WHAT TO LOOK OUT FOR

  • Adder bites can result in swelling around the wound, usually within 2 hours.
  • You might be able to see the 2 puncture wounds in the centre of the swelling.
  • Other than swelling your dog may show signs of pain, bleeding, bruising, lameness and may appear nervous. If the adder venom is absorbed into the rest of the body it can cause a widespread inflammatory reaction leading to symptoms such as lethargy, fever, increased heart and respiratory rates, drooling, vomiting and a wobbly gait. In severe cases animals may collapse, have blood clotting problems, organ failure, tremors or convulsions.
  • Bites most commonly occur on a dog’s legs or face. If your dog is bitten on the face, it could lead to swelling of the face and muzzle and may result in breathing difficulties.

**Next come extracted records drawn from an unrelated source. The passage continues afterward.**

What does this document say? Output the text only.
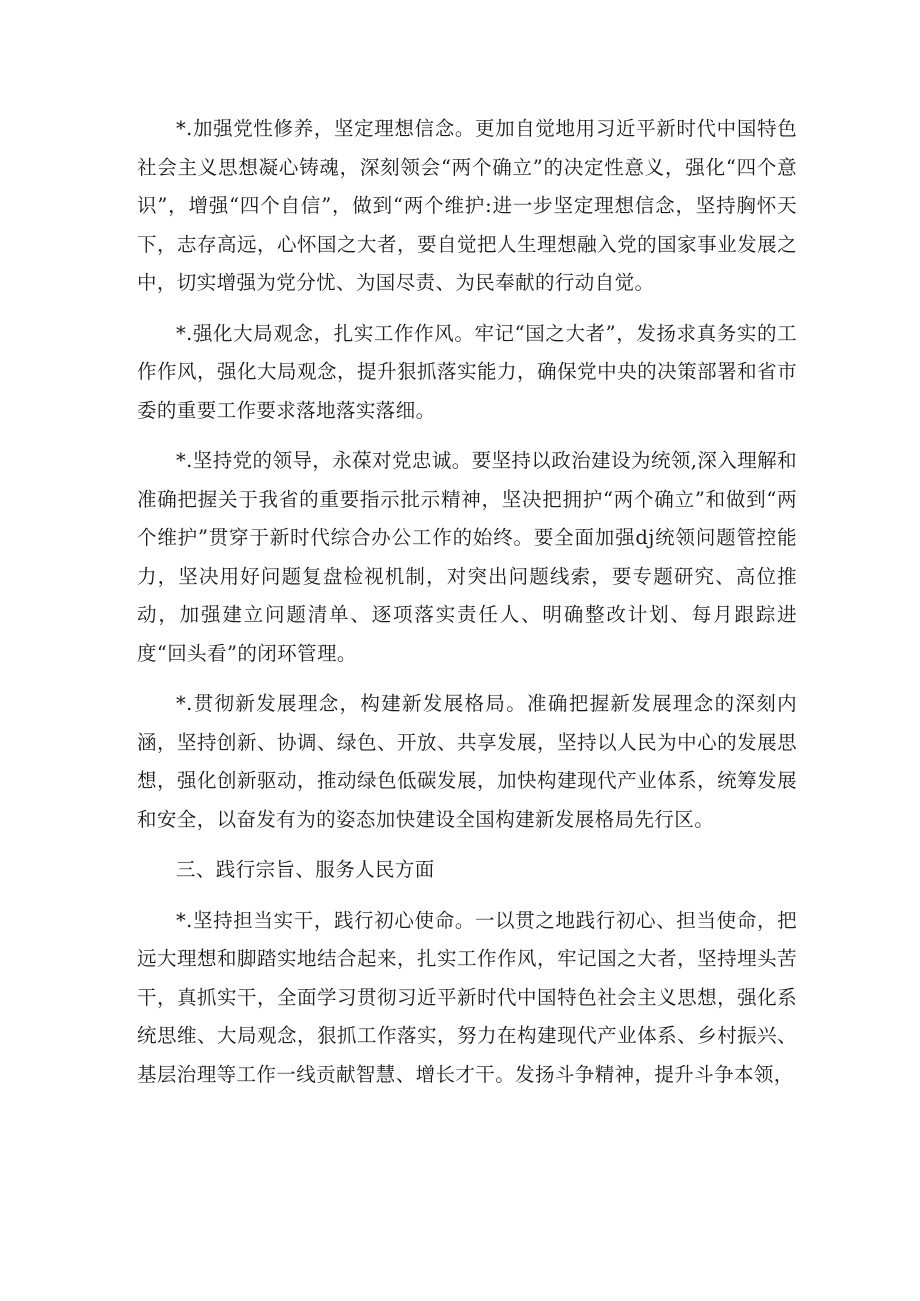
*.加强党性修养，坚定理想信念。更加自觉地用习近平新时代中国特色社会主义思想凝心铸魂，深刻领会“两个确立”的决定性意义，强化“四个意识”，增强“四个自信”，做到“两个维护:进一步坚定理想信念，坚持胸怀天下，志存高远，心怀国之大者，要自觉把人生理想融入党的国家事业发展之中，切实增强为党分忧、为国尽责、为民奉献的行动自觉。

*.强化大局观念，扎实工作作风。牢记“国之大者”，发扬求真务实的工作作风，强化大局观念，提升狠抓落实能力，确保党中央的决策部署和省市委的重要工作要求落地落实落细。

*.坚持党的领导，永葆对党忠诚。要坚持以政治建设为统领,深入理解和准确把握关于我省的重要指示批示精神，坚决把拥护“两个确立”和做到“两个维护”贯穿于新时代综合办公工作的始终。要全面加强dj统领问题管控能力，坚决用好问题复盘检视机制，对突出问题线索，要专题研究、高位推动，加强建立问题清单、逐项落实责任人、明确整改计划、每月跟踪进度“回头看”的闭环管理。

*.贯彻新发展理念，构建新发展格局。准确把握新发展理念的深刻内涵，坚持创新、协调、绿色、开放、共享发展，坚持以人民为中心的发展思想，强化创新驱动，推动绿色低碳发展，加快构建现代产业体系，统筹发展和安全，以奋发有为的姿态加快建设全国构建新发展格局先行区。

三、践行宗旨、服务人民方面

*.坚持担当实干，践行初心使命。一以贯之地践行初心、担当使命，把远大理想和脚踏实地结合起来，扎实工作作风，牢记国之大者，坚持埋头苦干，真抓实干，全面学习贯彻习近平新时代中国特色社会主义思想，强化系统思维、大局观念，狠抓工作落实，努力在构建现代产业体系、乡村振兴、基层治理等工作一线贡献智慧、增长才干。发扬斗争精神，提升斗争本领，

WHAT TO DO IF YOU SUSPCT YOUR DOG HAS BEEN BITTEN

  • First of all, seek veterinary attention. It’s important to remember not to panic; your dog is highly likely to fully recover if treatment is given promptly. For a full list of local and emergency vets click here
  • Carry your dog (rather than allow him or her to walk) to try and reduce the spread of venom around the body. Bathe the wound in cold water to help control the swelling and try to keep your dog quiet and warm as you travel to your nearest vet practice.
  • As with any emergency, it is a good idea to ring your vet in advance to let them know what has happened and your estimated time of arrival. This means the practice can make sure they have a vet available to see you and it gives them time to prepare any treatments.
  • If you’re unaware your dog has been bitten but you notice anything which may be suggestive of a bite later on, it’s important that you ring your vet without delay, even if it is outside of normal opening hours.

WHAT NOT TO DO

Piriton: Antihistamines are used when a natural histamine reaction occurs like with an anaphylactic case. Venom is a toxin (poison) which needs symptomatic treatment and sometimes anti-venom. There have been no studies to prove the use of histamines with adder bites. There can be a slight histamine release along with other hormones as a reaction to the bite so it has been used in many cases but getting the correct dose is paramount. You can actually overdose on antihistamine so seeking veterinary advice is very important.

Tourniquet: Never apply a tourniquet. This can lead to infection and restrict circulation.

Suck venom out: Do not attempt to suck the venom out of any puncture wounds. Venom spreads quickly and efficiently through the lymphatic system. It is almost impossible to suck hard enough to pull an adequate amount of venom out to make a difference.


ABOUT ADDERS

The only venomous snake native to the UK is the European adder (Vipera berus). Adults are roughly 50-60cm long and have a black/brown zigzag pattern along their back and V or X shaped marking on the back of the head. They are most commonly found in the south and south west of England, western Wales and Scotland where their preferred habitats are sand dunes, rocky hillsides, moorland and woodland edges.

Adders are protected by the Wildlife and Countryside Act 1981; this means that it is an offence to kill, harm, injure, sell or trade them.